The company is also a good example of another key attraction that SJG offers, namely the ability to take positions in small and mid-cap Japanese companies. Partly that’s due to the trust’s size and closed-ended structure, but it’s also a result of the team’s local knowledge and the on the ground presence. Many smaller firms in Japan have little to no analyst coverage locally, let alone internationally, making it easier for SJG to find an informational edge.

Aside from Mitsui Chemicals, other SJG holdings provide good examples of the exciting opportunities that exist here. For instance, the trust currently has holdings in specialised electronics manufacturer Ibiden and Disco Corporation, a company that makes equipment used in the semiconductor industry. Both have performed well on the back of the AI boom.
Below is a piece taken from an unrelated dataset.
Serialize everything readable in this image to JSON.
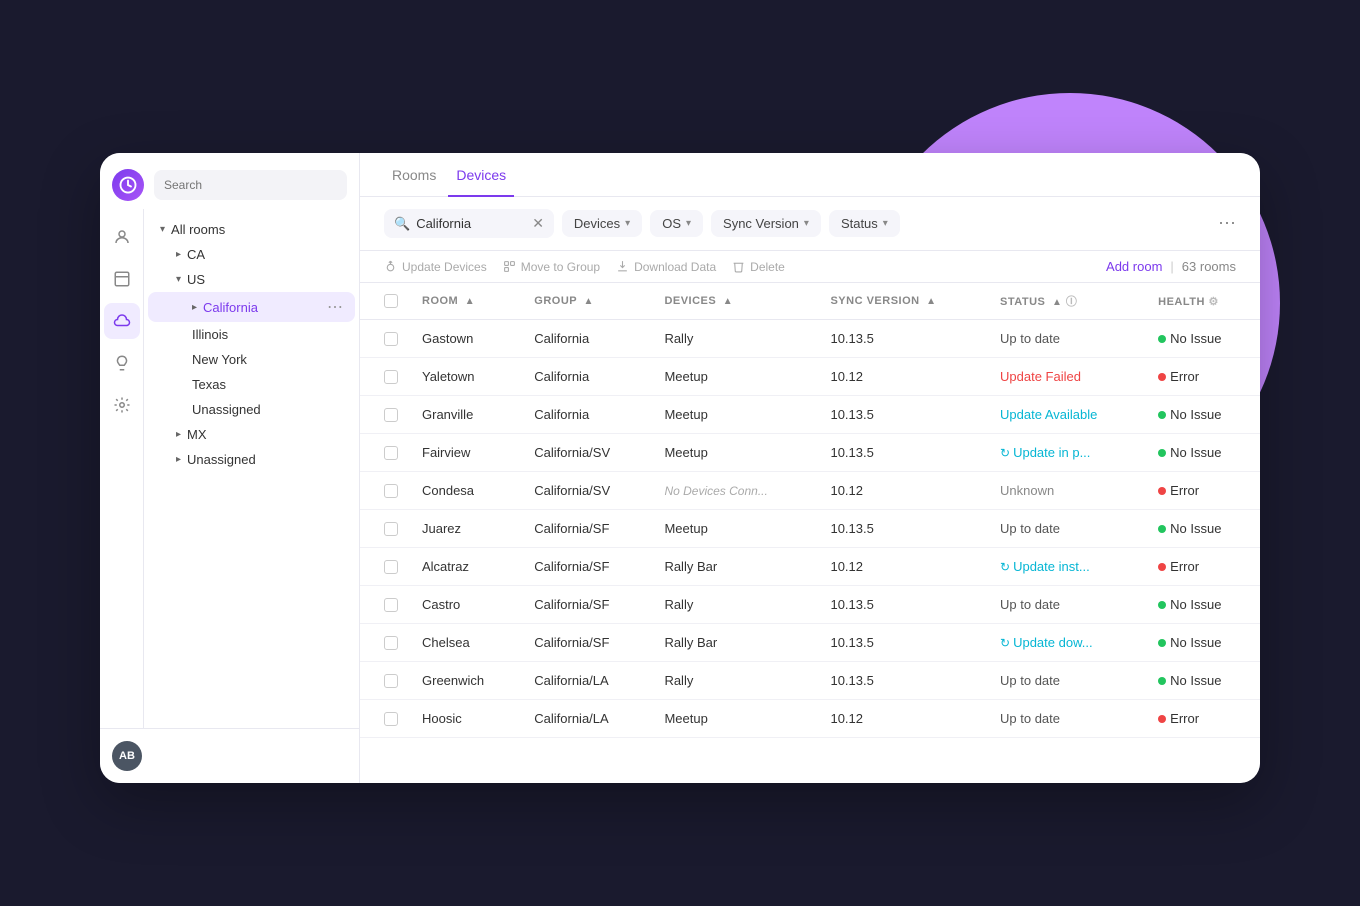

SJG has had a strong 18 months, reflecting the bounce back Japan has had post-Covid, as well as renewed interest in its stock market. This built upon an already strong track record, with the trust delivering outperformance in the 1, 3, 5 and 10 year periods up to the end of September 2023.

There are no guarantees that will continue moving forward. Nonetheless, the trust may benefit if Japanese reforms continue and we see further inflows into the market from both foreign and domestic investors.

Our analysts say: “Masaki’s bottom-up approach seems to us to be an attractive way to invest in the country. Macro trends, largely in rates, have driven global equities in recent years, leading to extreme rotations in the relative performance of growth and value. We would not expect this to continue [with] rates and inflation at higher levels, and any declines likely to be slower and complicated by weaker economic environments. As such, a stock-picking approach with a strong quality focus seems appropriate to us.”